All they could tell him was that the film had been processed normally and picked up from the bin in front. A machine cut the negatives before they went into the sleeves — perhaps it had snipped off the frame. They'd be happy to give Nate a fresh roll of film for his trouble.
* * *
Two hours later Nate sat at the desk, holding a pen and looking at a sheet of paper. Just looking at it. The room was dark except for the desk lamp, which reached out just far enough to leave darkness in all the corners where the unknown could hide. There was a nightstand, the desk, the chair, and a single bed with a trunk set at its end, a blanket on top as a cushion. Nathan Quinn was a tall man, and his feet hung off the end of the bed. He found that if he removed the supporting trunk, he dreamed of foundering in blue-water ocean and woke up gasping.

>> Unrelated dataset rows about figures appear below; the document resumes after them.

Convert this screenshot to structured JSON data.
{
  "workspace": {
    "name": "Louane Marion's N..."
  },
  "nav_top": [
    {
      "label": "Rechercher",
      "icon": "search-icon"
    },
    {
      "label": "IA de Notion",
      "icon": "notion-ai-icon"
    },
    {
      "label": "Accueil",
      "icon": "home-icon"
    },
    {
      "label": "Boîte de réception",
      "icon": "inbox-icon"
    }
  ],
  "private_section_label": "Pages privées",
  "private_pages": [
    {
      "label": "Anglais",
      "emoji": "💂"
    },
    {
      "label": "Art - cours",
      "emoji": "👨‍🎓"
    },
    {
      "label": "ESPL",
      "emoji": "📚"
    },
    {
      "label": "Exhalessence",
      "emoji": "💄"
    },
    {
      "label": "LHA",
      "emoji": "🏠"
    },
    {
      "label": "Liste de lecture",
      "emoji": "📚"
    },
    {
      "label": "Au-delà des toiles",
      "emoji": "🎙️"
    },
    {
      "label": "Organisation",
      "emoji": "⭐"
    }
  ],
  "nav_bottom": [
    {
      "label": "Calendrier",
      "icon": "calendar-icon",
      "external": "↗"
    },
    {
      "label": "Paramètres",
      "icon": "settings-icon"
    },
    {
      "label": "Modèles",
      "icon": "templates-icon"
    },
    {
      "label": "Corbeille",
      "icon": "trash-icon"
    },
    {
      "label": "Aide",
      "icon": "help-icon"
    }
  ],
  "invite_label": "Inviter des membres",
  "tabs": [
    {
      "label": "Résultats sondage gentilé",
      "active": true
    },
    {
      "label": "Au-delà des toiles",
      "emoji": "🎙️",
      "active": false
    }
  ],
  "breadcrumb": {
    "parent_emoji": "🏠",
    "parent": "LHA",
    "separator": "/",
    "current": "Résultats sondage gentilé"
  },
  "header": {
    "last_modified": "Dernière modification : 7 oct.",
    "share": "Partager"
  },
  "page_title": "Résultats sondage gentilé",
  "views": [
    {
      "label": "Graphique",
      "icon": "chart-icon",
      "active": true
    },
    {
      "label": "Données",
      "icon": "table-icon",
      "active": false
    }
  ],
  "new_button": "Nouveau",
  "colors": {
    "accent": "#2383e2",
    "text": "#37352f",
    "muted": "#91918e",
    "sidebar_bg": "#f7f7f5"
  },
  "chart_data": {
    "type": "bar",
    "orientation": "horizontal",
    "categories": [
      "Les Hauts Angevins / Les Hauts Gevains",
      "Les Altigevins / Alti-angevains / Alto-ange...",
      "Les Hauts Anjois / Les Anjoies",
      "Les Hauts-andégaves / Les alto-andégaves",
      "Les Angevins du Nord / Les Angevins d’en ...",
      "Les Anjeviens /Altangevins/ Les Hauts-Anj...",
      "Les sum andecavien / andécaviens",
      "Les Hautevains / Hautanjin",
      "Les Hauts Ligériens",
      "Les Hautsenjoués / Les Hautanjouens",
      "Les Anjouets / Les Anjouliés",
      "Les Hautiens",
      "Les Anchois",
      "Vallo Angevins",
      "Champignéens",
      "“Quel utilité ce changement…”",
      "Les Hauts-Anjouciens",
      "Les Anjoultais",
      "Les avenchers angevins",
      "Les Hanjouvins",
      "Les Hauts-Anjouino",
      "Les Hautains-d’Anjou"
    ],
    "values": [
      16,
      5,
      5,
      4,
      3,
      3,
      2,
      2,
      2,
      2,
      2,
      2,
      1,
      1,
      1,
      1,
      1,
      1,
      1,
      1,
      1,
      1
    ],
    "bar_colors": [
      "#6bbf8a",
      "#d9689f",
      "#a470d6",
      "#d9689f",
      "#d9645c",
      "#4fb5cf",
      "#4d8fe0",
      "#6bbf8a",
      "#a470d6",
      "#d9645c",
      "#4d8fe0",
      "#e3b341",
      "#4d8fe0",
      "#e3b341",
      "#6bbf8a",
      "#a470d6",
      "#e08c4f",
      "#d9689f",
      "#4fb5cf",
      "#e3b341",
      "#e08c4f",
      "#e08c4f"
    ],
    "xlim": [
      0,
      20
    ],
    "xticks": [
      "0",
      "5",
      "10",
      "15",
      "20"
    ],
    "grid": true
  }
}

The trunk was full of books, journals, and blankets, none of which had ever been removed since he'd shipped them to the island nine years ago. A centipede the size of a Pontiac had once lived in the bottom-right corner of the trunk but had long since moved on once he realized that no one was ever going to bother him, so he could stand up on his hind hundred feet, hiss like a pissed cat, and deliver a deadly bite to a naked foot. There was a small television, a clock radio, a small kitchenette with two burners and a microwave, two full bookshelves under the window that looked out onto the compound, and a yellowed print of two of Gauguin's Tahitian girls between the windows over the bed. At one time, before the plantations had been automated, ten people probably slept in this room. In grad school at UC Santa Cruz, Nathan Quinn had lived in quarters about this same size. Progress.